Ultimi giorni dell’impiego dell’algoritmo per le supplenze per l’assegnazione degli incarichi così come lo conosciamo e come è stato impiegato negli ultimi anni. Dal 2026, infatti sarà sperimentato il nuovo algoritmo figlio della decisione del ministero di andare incontro alle richieste dei sindacati modificandolo nelle parti in cui penalizzava i docenti rinunciatari involontari per sedi non espresse, non tornando indietro.

L’ultimo dei nominati senza riserva

L’algoritmo attuale invece verrà impiegato per le ultime convocazioni di gennaio 2026, per le supplenze da GaE e GPS. Gli incarichi verranno quindi ancora assegnati ripartendo dall’ultimo dei nominati senza riserva. Questo significa che verranno ancora scavalcati tutti i candidati presenti in graduatoria che hanno rinunciato a una supplenza o che risultano rinunciatari per sedi non espresse, con incarichi già assegnati nelle convocazioni precedenti.

Sarà l’ultima volta che assisteremo a questo meccanismo, in virtù del fatto che la nuova Ordinanza Ministeriale che regolamenterà le supplenze sostituendo il regolamento fino al 2028, sancirà il nuovo meccanismo dell’algoritmo comprensivo del sistema di ripescaggio accordato dal ministero ai sindacati.

Il rischio penalizzazioni

La nuova norma dovrebbe scongiurare il rischio di scavalcamenti penalizzanti per docenti con punteggi superiori rispetto ai colleghi peggio posizionati in graduatoria. Basterà a scongiurare tutte le penalizzazioni nei confronti dei candidati che non avevano espresso tutte le preferenze disponibili della provincia per ogni classe di concorso, per ogni tipologia di contratto e per ogni tipologia di disponibilità? Vedremo.

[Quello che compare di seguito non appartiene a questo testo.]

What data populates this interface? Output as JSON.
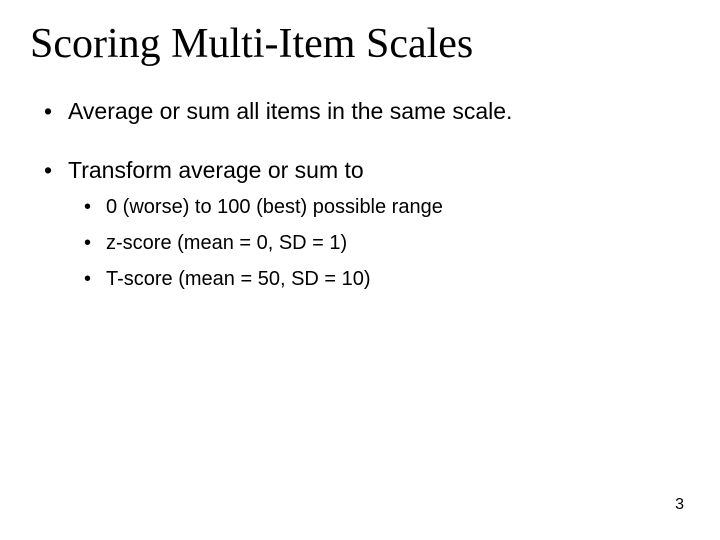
{
  "title": "Scoring Multi-Item Scales",
  "bullets": {
    "b1": "Average or sum all items in the same scale.",
    "b2": "Transform average or sum to",
    "sub": {
      "s1": "0 (worse) to 100 (best) possible range",
      "s2": "z-score (mean =   0, SD =   1)",
      "s3": "T-score (mean = 50, SD = 10)"
    }
  },
  "page_number": "3"
}
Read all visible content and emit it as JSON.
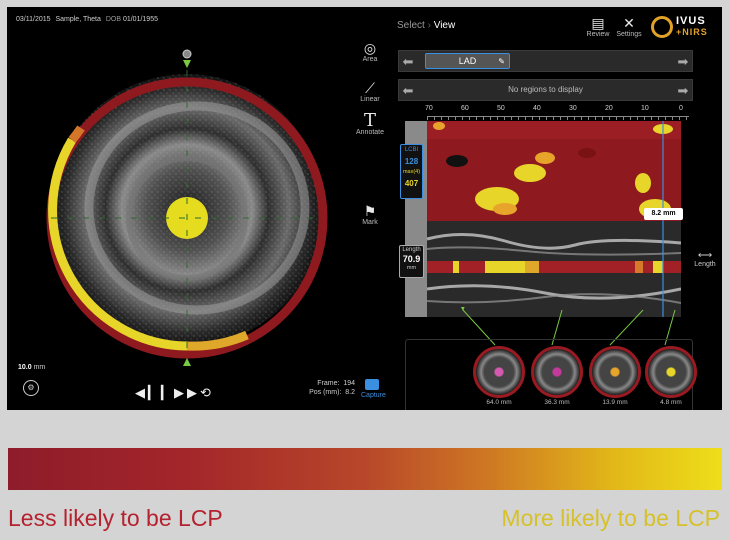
{
  "header": {
    "date": "03/11/2015",
    "patient": "Sample, Theta",
    "dob_label": "DOB",
    "dob": "01/01/1955"
  },
  "breadcrumb": {
    "select": "Select",
    "separator": "›",
    "view": "View"
  },
  "toolbar": {
    "review_label": "Review",
    "settings_label": "Settings"
  },
  "logo": {
    "line1": "IVUS",
    "line2": "+NIRS",
    "symbol": "+"
  },
  "tools": {
    "area_label": "Area",
    "linear_label": "Linear",
    "annotate_label": "Annotate",
    "annotate_glyph": "T",
    "mark_label": "Mark"
  },
  "vessel": {
    "name": "LAD"
  },
  "regions": {
    "message": "No regions to display"
  },
  "axis": {
    "ticks": [
      "70",
      "60",
      "50",
      "40",
      "30",
      "20",
      "10",
      "0"
    ]
  },
  "lcb": {
    "label": "LCBI",
    "value": "128",
    "max_label": "max(4)",
    "max_value": "407"
  },
  "marker": {
    "position": "8.2 mm"
  },
  "length": {
    "label": "Length",
    "value": "70.9",
    "unit": "mm",
    "right_label": "Length"
  },
  "scale": {
    "value": "10.0",
    "unit": "mm"
  },
  "frame": {
    "frame_label": "Frame:",
    "frame_value": "194",
    "pos_label": "Pos (mm):",
    "pos_value": "8.2"
  },
  "capture_label": "Capture",
  "thumbnails": [
    {
      "label": "64.0 mm"
    },
    {
      "label": "36.3 mm"
    },
    {
      "label": "13.9 mm"
    },
    {
      "label": "4.8 mm"
    }
  ],
  "legend": {
    "left": "Less likely to be LCP",
    "right": "More likely to be LCP",
    "left_color": "#b5222f",
    "right_color": "#d6c12a"
  },
  "colors": {
    "chemogram_red": "#8e1a1f",
    "lipid_yellow": "#e8d52a",
    "accent_blue": "#3a8fe0"
  }
}
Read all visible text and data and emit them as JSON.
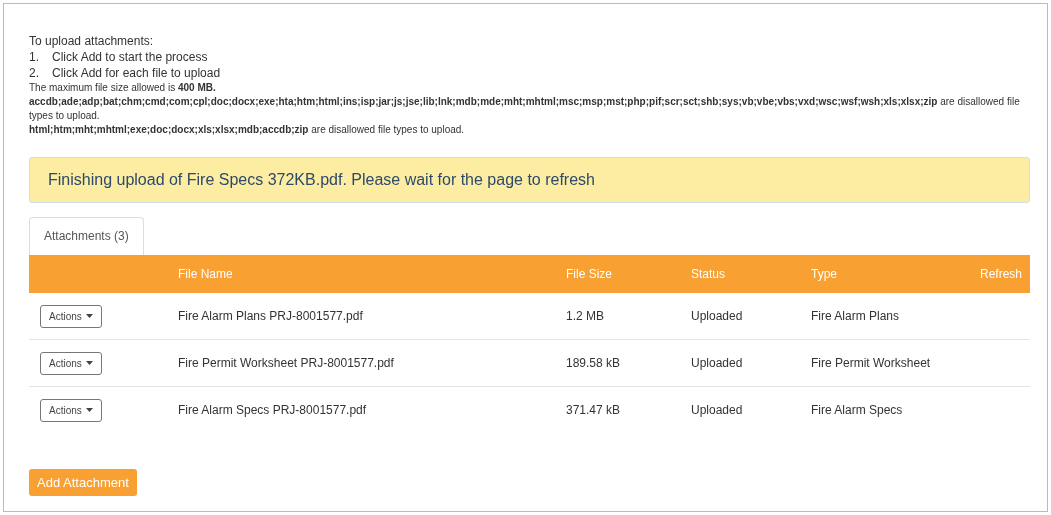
{
  "instructions": {
    "heading": "To upload attachments:",
    "steps": [
      {
        "number": "1.",
        "text": "Click Add to start the process"
      },
      {
        "number": "2.",
        "text": "Click Add for each file to upload"
      }
    ],
    "notes": [
      "The maximum file size allowed is **400 MB.**",
      "**accdb;ade;adp;bat;chm;cmd;com;cpl;doc;docx;exe;hta;htm;html;ins;isp;jar;js;jse;lib;lnk;mdb;mde;mht;mhtml;msc;msp;mst;php;pif;scr;sct;shb;sys;vb;vbe;vbs;vxd;wsc;wsf;wsh;xls;xlsx;zip** are disallowed file types to upload.",
      "**html;htm;mht;mhtml;exe;doc;docx;xls;xlsx;mdb;accdb;zip** are disallowed file types to upload."
    ]
  },
  "alert": "Finishing upload of Fire Specs 372KB.pdf. Please wait for the page to refresh",
  "tabs": [
    {
      "label": "Attachments (3)",
      "selected": true
    }
  ],
  "table": {
    "columns": [
      "File Name",
      "File Size",
      "Status",
      "Type",
      "Refresh"
    ],
    "rows": [
      {
        "action": "Actions",
        "file_name": "Fire Alarm Plans PRJ-8001577.pdf",
        "file_size": "1.2 MB",
        "status": "Uploaded",
        "type": "Fire Alarm Plans"
      },
      {
        "action": "Actions",
        "file_name": "Fire Permit Worksheet PRJ-8001577.pdf",
        "file_size": "189.58 kB",
        "status": "Uploaded",
        "type": "Fire Permit Worksheet"
      },
      {
        "action": "Actions",
        "file_name": "Fire Alarm Specs PRJ-8001577.pdf",
        "file_size": "371.47 kB",
        "status": "Uploaded",
        "type": "Fire Alarm Specs"
      }
    ]
  },
  "add_button": "Add Attachment"
}
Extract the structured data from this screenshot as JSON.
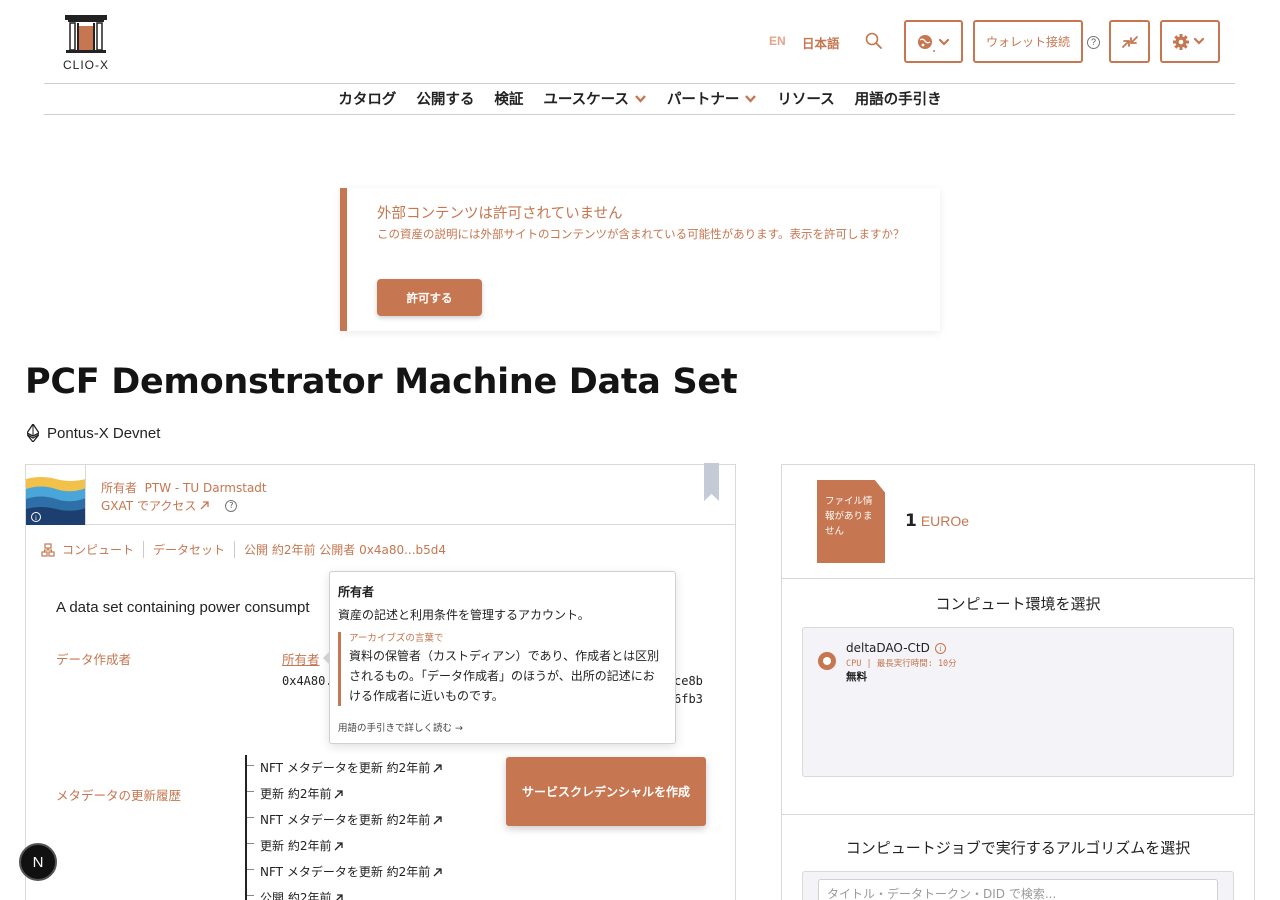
{
  "header": {
    "logo_text": "CLIO-X",
    "lang_en": "EN",
    "lang_ja": "日本語",
    "wallet_label": "ウォレット接続",
    "help_mark": "?"
  },
  "nav": {
    "items": [
      {
        "label": "カタログ"
      },
      {
        "label": "公開する"
      },
      {
        "label": "検証"
      },
      {
        "label": "ユースケース"
      },
      {
        "label": "パートナー"
      },
      {
        "label": "リソース"
      },
      {
        "label": "用語の手引き"
      }
    ]
  },
  "alert": {
    "title": "外部コンテンツは許可されていません",
    "text": "この資産の説明には外部サイトのコンテンツが含まれている可能性があります。表示を許可しますか？",
    "button": "許可する"
  },
  "asset": {
    "title": "PCF Demonstrator Machine Data Set",
    "network": "Pontus-X Devnet",
    "owner_prefix": "所有者",
    "owner_name": "PTW - TU Darmstadt",
    "access": "GXAT でアクセス",
    "meta": [
      "コンピュート",
      "データセット",
      "公開 約2年前 公開者 0x4a80...b5d4"
    ],
    "description": "A data set containing power consumpt",
    "creator_label": "データ作成者",
    "owner_link": "所有者",
    "addr_frag": "0x4A80.",
    "addr_end1": "ce8b",
    "addr_end2": "6fb3",
    "history_label": "メタデータの更新履歴",
    "history": [
      "NFT メタデータを更新 約2年前",
      "更新 約2年前",
      "NFT メタデータを更新 約2年前",
      "更新 約2年前",
      "NFT メタデータを更新 約2年前",
      "公開 約2年前"
    ],
    "cred_button": "サービスクレデンシャルを作成"
  },
  "tooltip": {
    "title": "所有者",
    "definition": "資産の記述と利用条件を管理するアカウント。",
    "quote_label": "アーカイブズの言葉で",
    "quote_text": "資料の保管者（カストディアン）であり、作成者とは区別されるもの。「データ作成者」のほうが、出所の記述における作成者に近いものです。",
    "more": "用語の手引きで詳しく読む →"
  },
  "pricing": {
    "file_tile": "ファイル情報がありません",
    "price": "1",
    "currency": "EUROe"
  },
  "compute": {
    "env_title": "コンピュート環境を選択",
    "env_name": "deltaDAO-CtD",
    "env_spec": "CPU | 最長実行時間: 10分",
    "env_price": "無料",
    "algo_title": "コンピュートジョブで実行するアルゴリズムを選択",
    "algo_placeholder": "タイトル・データトークン・DID で検索..."
  },
  "badge": "N",
  "colors": {
    "accent": "#c67650",
    "text": "#222222"
  }
}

La conferma del docente di sostegno su richiesta della famiglia

Il nuovo algoritmo dovrebbe consentirà la scelta delle preferenze in base alla reale accettabilità. Questo dovrebbe scongiurare il rischio di docenti scavalcati da chi segue in graduatoria gps, nei turni successivi, per le preferenze indicate in domanda. Da capire se questo avrà in qualche modo effetto anche sull’assegnazione degli incarichi in base alla nuova norma sulla conferma del docente di sostegno su richiesta della famiglia: anche in questo caso, infatti, si è verificato il superamento nell’assegnazione da parte di docenti senza specializzazione e con punteggi bassi a scapito di colleghi specializzati e con punteggio superiore. Situazione che si è verificata in occasione del bollettino zero, quello emanato dagli uffici scolastici entro la fine di agosto.